« Un retour à des stéréotypes que l’on pouvait croire dépassés »
Genève,
correspondance particulière.
Que pensez-vous des termes du débat français sur le regroupement familial qui introduit des tests comme celui de l’ADN ?
Doudou Diène. Je trouve que c’est un tournant aussi grave que dangereux. Pour au moins deux raisons : premièrement, l’utilisation des tests d’ADN pour le regroupement familial est une remise en question et une régression par rapport à l’un des principes fondamentaux des droits de l’homme, qui veut que la famille ne soit plus seulement constituée sur la base des gènes mais plutôt en fonction des valeurs (d’affection, etc.) et du choix. Ensuite, établir un lien entre l’ADN et l’immigration ethnicise la question de l’immigration. On rejoint ainsi une vision qui était jusqu’ici réservée à l’extrême droite. La non-application de ces mêmes tests aux citoyens français crée clairement une situation de discrimination. Cela est grave. Et malgré les restrictions apportées par la suite au projet, j’estime qu’un tournant a été pris et une dérive amorcée qui pourrait aller bien plus loin.
Donc pour vous, le fait d’introduire des tests ADN relève d’une politique et d’une vision raciste de la société et de l’immigration ?
Doudou Diène. Pour moi, c’est la confirmation de faits que je dénonce depuis quelques années déjà dans mes rapports. D’abord, nous assistons à une instrumentalisation politique du racisme. La rhétorique raciste qui était le propre de l’extrême droite, son fonds de commerce en quelque sorte, fait désormais partie des programmes de certains partis politiques démocratiques en Europe et en France. En tant qu’intellectuel sénégalais, j’ai dénoncé cela, ainsi que l’ethnicisation de l’immigration. On voit d’ailleurs cette vision à l’oeuvre à d’autres niveaux aussi. On la retrouve aussi, par exemple, dans le discours du président Sarkozy à Dakar dans lequel il estimait que les Africains n’avaient pas encore atteint l’Histoire. Pour moi, c’est un retour en arrière, aux stéréotypes que l’on pouvait espérer croire dépassés. Et malheureusement, il y a une sorte de cohérence dans cette régression… Cela correspond à une montée du racisme chez les élites intellectuelles et politiques en France. Ce phénomène se traduit juste aujourd’hui au plan législatif.

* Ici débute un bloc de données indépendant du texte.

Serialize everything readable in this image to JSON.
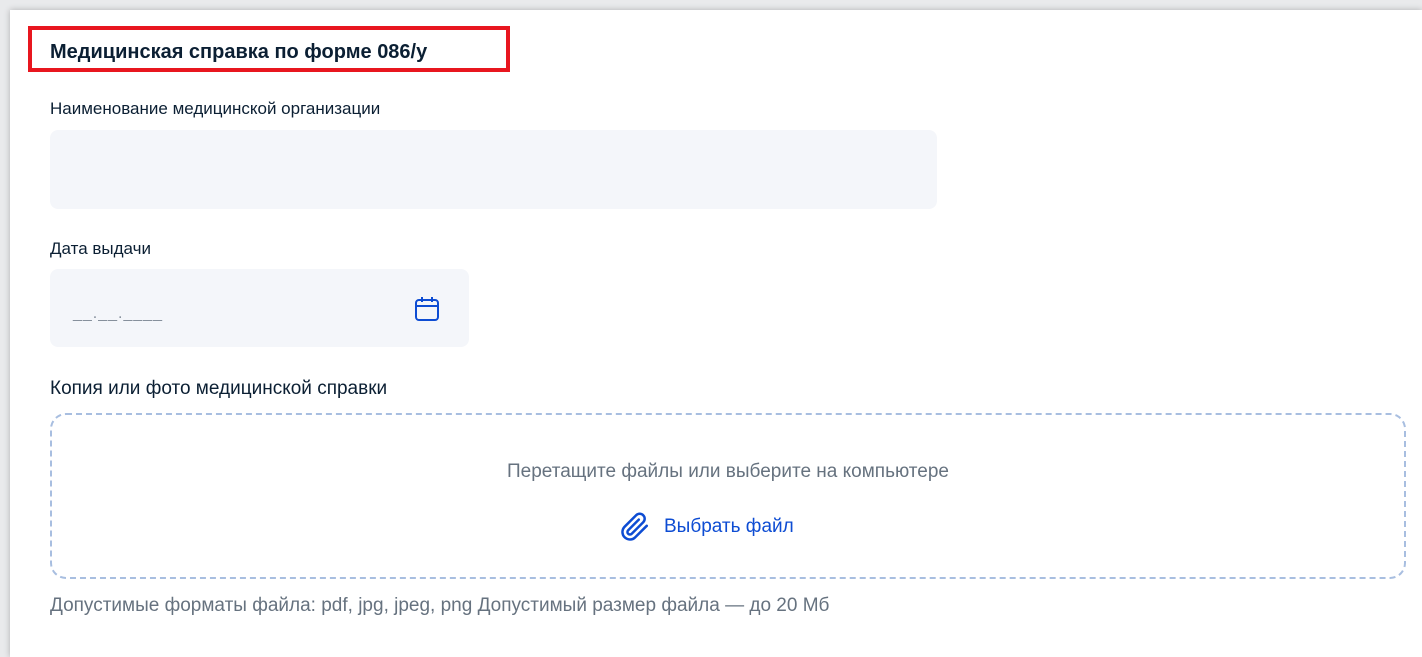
{
  "form": {
    "title": "Медицинская справка по форме 086/у",
    "org_name": {
      "label": "Наименование медицинской организации",
      "value": ""
    },
    "issue_date": {
      "label": "Дата выдачи",
      "placeholder": "__.__.____",
      "icon": "calendar-icon"
    },
    "upload": {
      "label": "Копия или фото медицинской справки",
      "drop_text": "Перетащите файлы или выберите на компьютере",
      "choose_label": "Выбрать файл",
      "icon": "paperclip-icon",
      "hint": "Допустимые форматы файла: pdf, jpg, jpeg, png Допустимый размер файла — до 20 Мб"
    }
  },
  "colors": {
    "highlight_border": "#e8161f",
    "field_background": "#f4f6fa",
    "link": "#0d4cd3",
    "dropzone_border": "#a8bee0",
    "text_primary": "#0b1f33",
    "text_secondary": "#66727f"
  }
}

Quel impact cela pourrait avoir sur l’Europe et la France ?
Doudou Diène. L’immigration et le regroupement familial fonctionneront et, d’après les experts, il n’y aura pas d’impact majeur. Mais le principe de ces tests génétiques, qui rappellent la pratique des nazis, introduit une différence génétique entre pays et populations dans le cadre d’un monde pourtant globalisé.
Cela attise non seulement les conflits des civilisations, mais le principe de ce contrôle génétique peut aussi, un jour, être étendu à la population française elle-même… C’est une régression aux conséquences potentiellement très dangereuses. Je crois quligne rouge est en train d’être franchie. Ce qui me réjouit, en revanche, c’est la mobilisation pour s’y opposer.